9th-century Frankish churchman and Latin poet of the Carolingian Renaissance

Moduin, Modoin, or Mautwin (Moduinus, Modoinus, c.770-840/3) was a Frankish churchman and Latin poet of the Carolingian Renaissance. He was a close friend of Theodulf of Orléans, a contemporary and courtier of the emperors Charlemagne and Louis the Pious, and a member of the Palatine Academy. In signing his own poems he used the pen name Naso in reference to the cognomen of Ovid. From 815 (or earlier) until his death he was the Bishop of Autun.

==Ecclesiastical career==
Moduin's early career in the church was spent at Saint-Georges in Lyon. He is first recorded in the diocese of Autun in 815, but it is not certain when he was elected or consecrated. He supported Louis the Pious and Charles the Bald during the civil wars of the 830s. After the deposition of Agobard at the Synod of Thionville in 835, Moduin took over many of the responsibilities of the Archbishop of Lyon. It was during his administration of Lyon that Florus accused him of mistreating the clergy.
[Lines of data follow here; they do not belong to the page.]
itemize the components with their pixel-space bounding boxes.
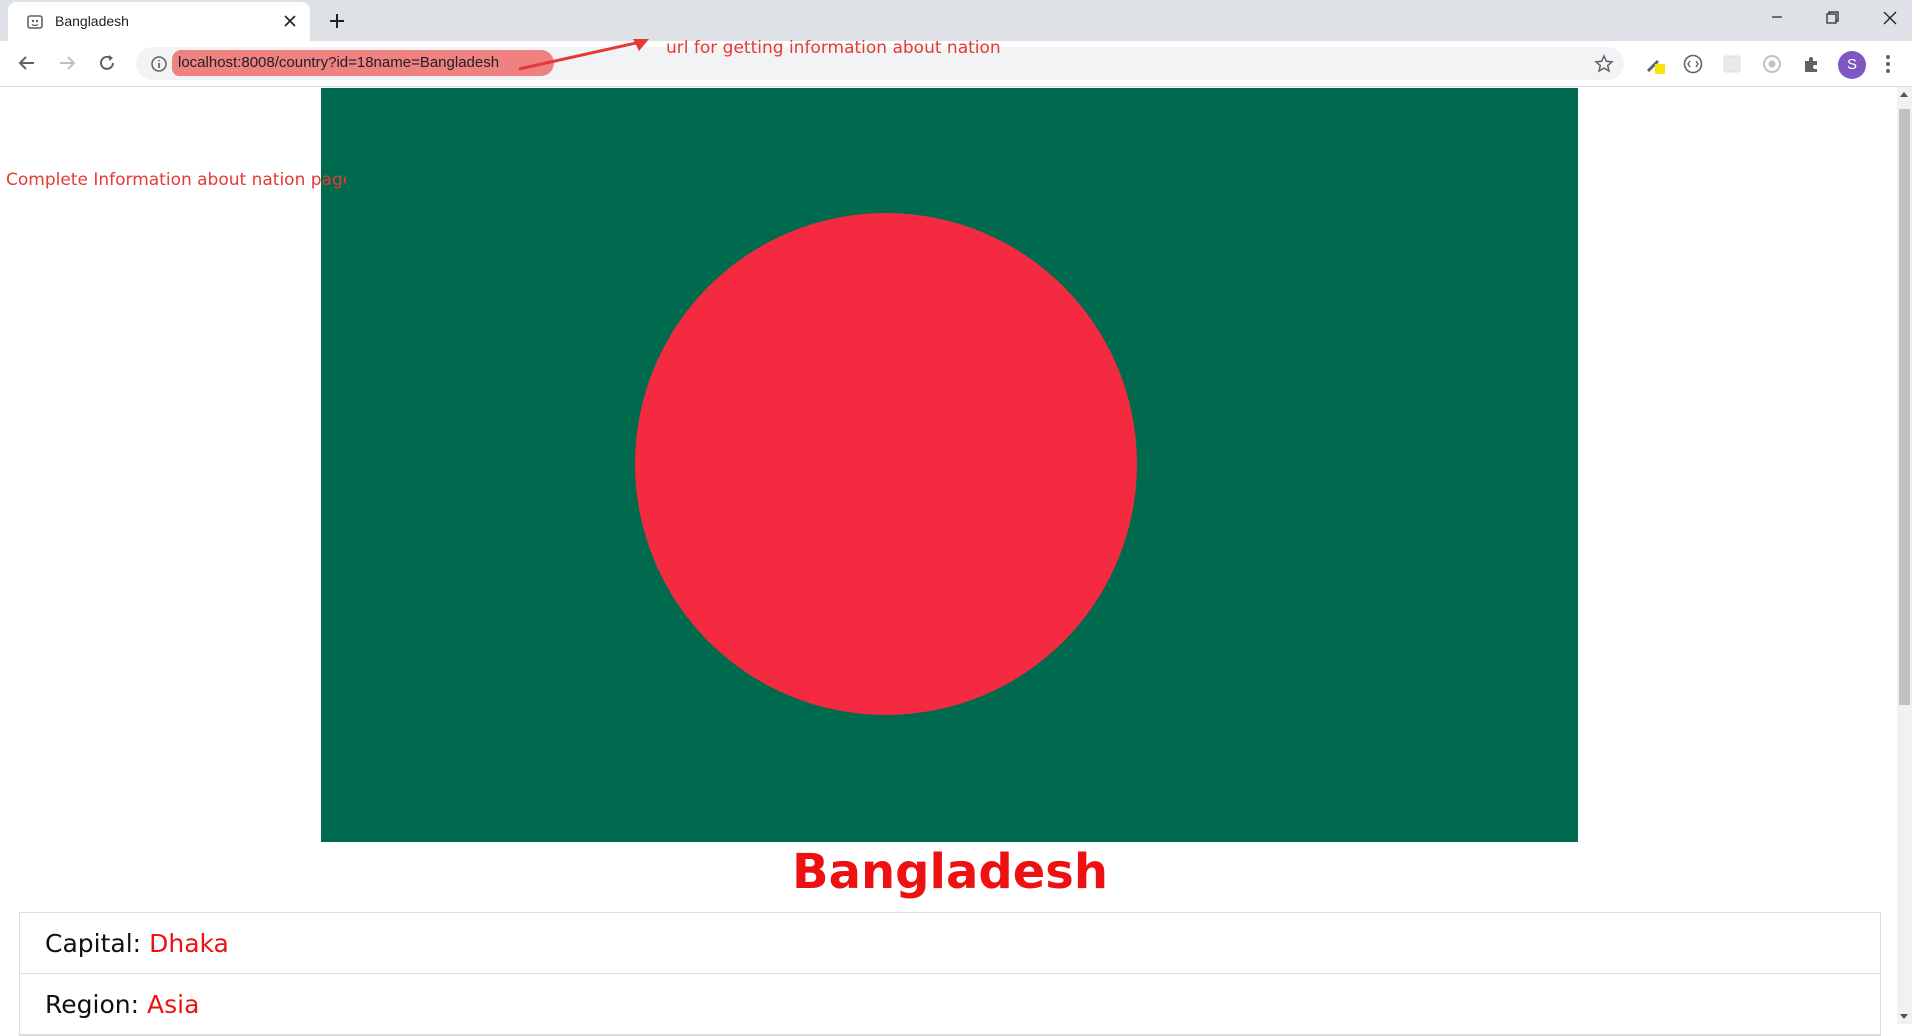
- back-icon[interactable]: [15, 51, 39, 75]
- star-icon[interactable]: [1594, 54, 1614, 74]
- minimize-icon[interactable]: [1760, 6, 1794, 30]
- detail-label: Region:: [45, 989, 140, 1019]
- url-text[interactable]: localhost:8008/country?id=18name=Banglad…: [178, 54, 499, 71]
- url-annotation: url for getting information about nation: [666, 38, 1001, 58]
- country-details: Capital: Dhaka Region: Asia: [19, 912, 1881, 1036]
- country-name: Bangladesh: [791, 844, 1108, 900]
- detail-value: Asia: [147, 989, 200, 1019]
- page-scrollbar[interactable]: [1897, 87, 1912, 1024]
- reload-icon[interactable]: [95, 51, 119, 75]
- extension-icon[interactable]: [1721, 53, 1743, 75]
- detail-value: Dhaka: [149, 928, 229, 958]
- detail-label: Capital:: [45, 928, 142, 958]
- annotation-arrow: [518, 39, 649, 71]
- restore-icon[interactable]: [1815, 6, 1849, 30]
- tab-title: Bangladesh: [55, 13, 129, 29]
- close-icon[interactable]: [282, 13, 298, 29]
- scroll-down-icon[interactable]: [1900, 1014, 1908, 1019]
- menu-icon[interactable]: [1884, 53, 1892, 75]
- window-close-icon[interactable]: [1873, 6, 1907, 30]
- eyedropper-icon[interactable]: [1644, 53, 1666, 75]
- info-icon[interactable]: [150, 55, 168, 73]
- page-annotation: Complete Information about nation page: [6, 170, 346, 190]
- plus-icon[interactable]: [325, 9, 349, 33]
- list-item: Region: Asia: [20, 974, 1880, 1035]
- browser-tab[interactable]: Bangladesh: [8, 2, 310, 41]
- flag-red-disc: [635, 213, 1137, 715]
- puzzle-icon[interactable]: [1801, 53, 1823, 75]
- avatar[interactable]: S: [1838, 51, 1866, 79]
- forward-icon[interactable]: [55, 51, 79, 75]
- scroll-up-icon[interactable]: [1900, 92, 1908, 97]
- country-flag: [321, 88, 1578, 842]
- tab-strip: Bangladesh: [0, 0, 1912, 41]
- extension-icon[interactable]: [1682, 53, 1704, 75]
- favicon-icon: [27, 15, 43, 29]
- list-item: Capital: Dhaka: [20, 913, 1880, 974]
- scroll-thumb[interactable]: [1899, 109, 1910, 705]
- extension-icon[interactable]: [1761, 53, 1783, 75]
Moduin may also have been the abbot of Moutiers-Saint-Jean in the Diocese of Langres.

==Literature==
Moduin was a court poet and as such his two surviving verses are secular. He is notable for his praise of Charlemagne and he has been called his panegyrist. Moduin's poem to Theodulf and especially his Egloga were a major influence on the later Carolingian poet Ermoldus Nigellus. Even Moduin's more famous contemporary Alcuin of York, quotes Moduin in his En tuus Albinus.

The two books of Moduin's Egloga, about the value of poetry, are traditionally dated to 804-10, before the poem Karolus Magnus et Leo Papa usually attributed to Einhard. The Egloga are modelled after the eclogues of Virgil and Calpurnius and likewise designed as a vehicle for praising the emperor, the Augustus. The poem is a lively debate between two unnamed men—a young poet, the puer, and an old poet, the senex—that mirrors Virgil's Tityrus and Meliboeus. The identification of the young poet with Moduin himself is purely speculative.

The first book begins with the youth's unsophisticated attempts to praise his older counterpart and to laud the "rebirth of 'golden Rome'". This last attempt has been often misread as a "manifesto of the Carolingian Renaissance", but in fact the senex ridicules it. It contains, nonetheless, some of the most explicit "renaissance" imagery of the period: Aurea Roma iterum renovata renascitur orbi ("Golden Rome is reborn and restored anew to the world!"). Peter Godman writes that with conclusion of the first book of Moduin's Egloga "Carolingian poetry achieves a new self-awareness."

Moduin's other poem, less impressive than the first and less "expertly written", was composed to comfort Theodulf when the latter was in exile; this after Theodulf had written him a letter describing the political dissension then racking the empire in terms of a bird allegory borrowed from his earlier poetry. Moduin eventually advises Theodulf to throw himself on "Caesar's" (i.e. Charlemagne's) mercy.